Cleo had chosen the guide for her final book report before the winter holiday. Eden had helped her put together the class presentation, complete with a rainbow poncho (from Eden's closet), a grand bouquet of tissue-paper blooms (produced in their living room), and Mexican scribble cookies (baked in the Andersons' oven).

“Public Relations 101: it's not about the product. It's about the product's story. The experience of a shared dream,” she'd explained to Cleo while tying bright tissue paper into floral bunches. “Emotion is the most indelible memory. You give that to your class and they'll remember Mexico forever. It's the Once-Upon-a-Time effect.”

Whether you were promoting books or dog biscuits, the principle applied to any kind of audience. People didn't just want shampoo; they wanted Rapunzel's beauty to make a prince scale a tower wall. Legend.

“Like this.” Eden had put a red flower behind her ear.
“Viene con migo, muchacha,”
she'd said in her best Spanish accent, then mimicked the flamenco dance she and Jack had seen in Puerto Vallarta.

“Zorro! Zorro!” Cleo had joined in, skipping and blading Z's in the air.

Now the girl waved the guidebook. “I got an A plus! Mrs. Blakey said it was the most stylish book report she's ever had.”

“Bueno!”
Eden pulled her into a one-armed hug, and Cleo leaned in fully, kissing Ladybug's head.

She stayed in Eden's embrace while the pup licked her nose. “You got carrot breath. Must've liked those puppy biscuits.”

A spin on the CricKet BisKet recipe: adding pureed baby carrots and whole flaxseed, double-baked extra crunchy for teething.
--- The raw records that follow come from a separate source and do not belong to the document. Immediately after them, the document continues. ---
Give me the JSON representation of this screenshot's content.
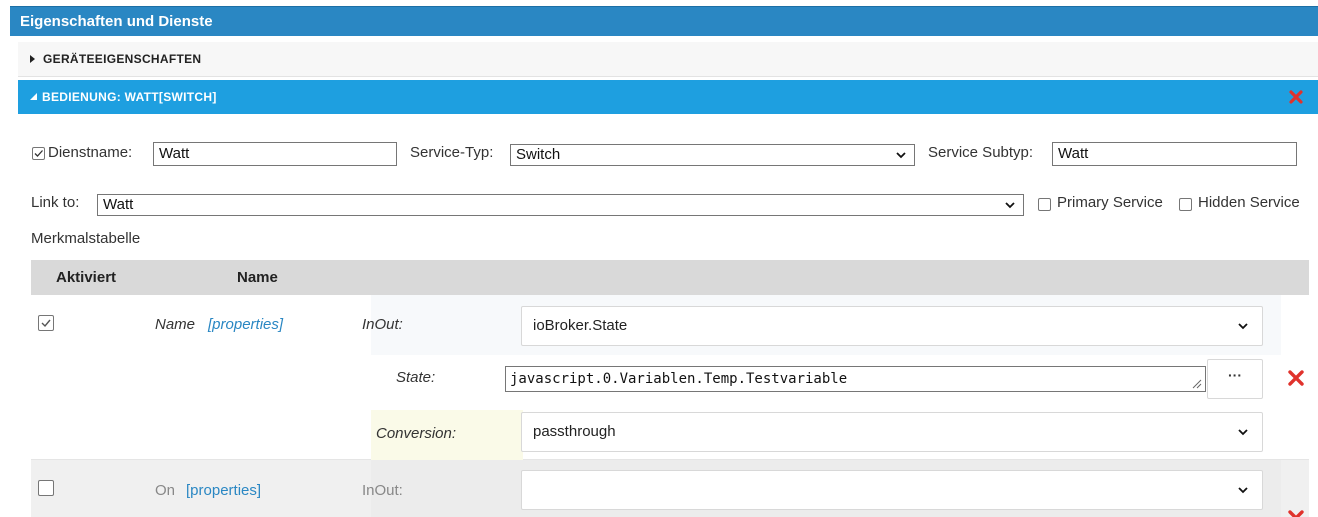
{
  "window": {
    "title": "Eigenschaften und Dienste"
  },
  "accordion": {
    "collapsed_label": "GERÄTEEIGENSCHAFTEN",
    "open_label": "BEDIENUNG: WATT[SWITCH]"
  },
  "service": {
    "enabled": true,
    "dienstname_label": "Dienstname:",
    "dienstname_value": "Watt",
    "service_typ_label": "Service-Typ:",
    "service_typ_value": "Switch",
    "service_subtyp_label": "Service Subtyp:",
    "service_subtyp_value": "Watt",
    "link_to_label": "Link to:",
    "link_to_value": "Watt",
    "primary_label": "Primary Service",
    "primary_checked": false,
    "hidden_label": "Hidden Service",
    "hidden_checked": false
  },
  "table": {
    "title": "Merkmalstabelle",
    "headers": {
      "activated": "Aktiviert",
      "name": "Name"
    },
    "rows": [
      {
        "activated": true,
        "name": "Name",
        "props_link": "[properties]",
        "inout_label": "InOut:",
        "inout_value": "ioBroker.State",
        "state_label": "State:",
        "state_value": "javascript.0.Variablen.Temp.Testvariable",
        "dots_label": "···",
        "conversion_label": "Conversion:",
        "conversion_value": "passthrough"
      },
      {
        "activated": false,
        "name": "On",
        "props_link": "[properties]",
        "inout_label": "InOut:",
        "inout_value": ""
      }
    ]
  },
  "colors": {
    "titlebar": "#2a87c3",
    "accordion_open": "#1e9fe0",
    "remove_red": "#e0322c",
    "link": "#2a87c3"
  }
}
Ladybug had devoured their trial batch.

The front door gave its signature groan and clatter.

“E, it's us.” Denny and the Nileses arrived at the same time, exchanging hellos and laughing.

Hearing the jingle in Denny's and Vee's voices, Eden felt something flicker inside her. They complemented each other, she thought, but before
she could surmise further, Ladybug swam her arms and legs toward the new arrivals. Eden put her on the ground to scamper down the hall.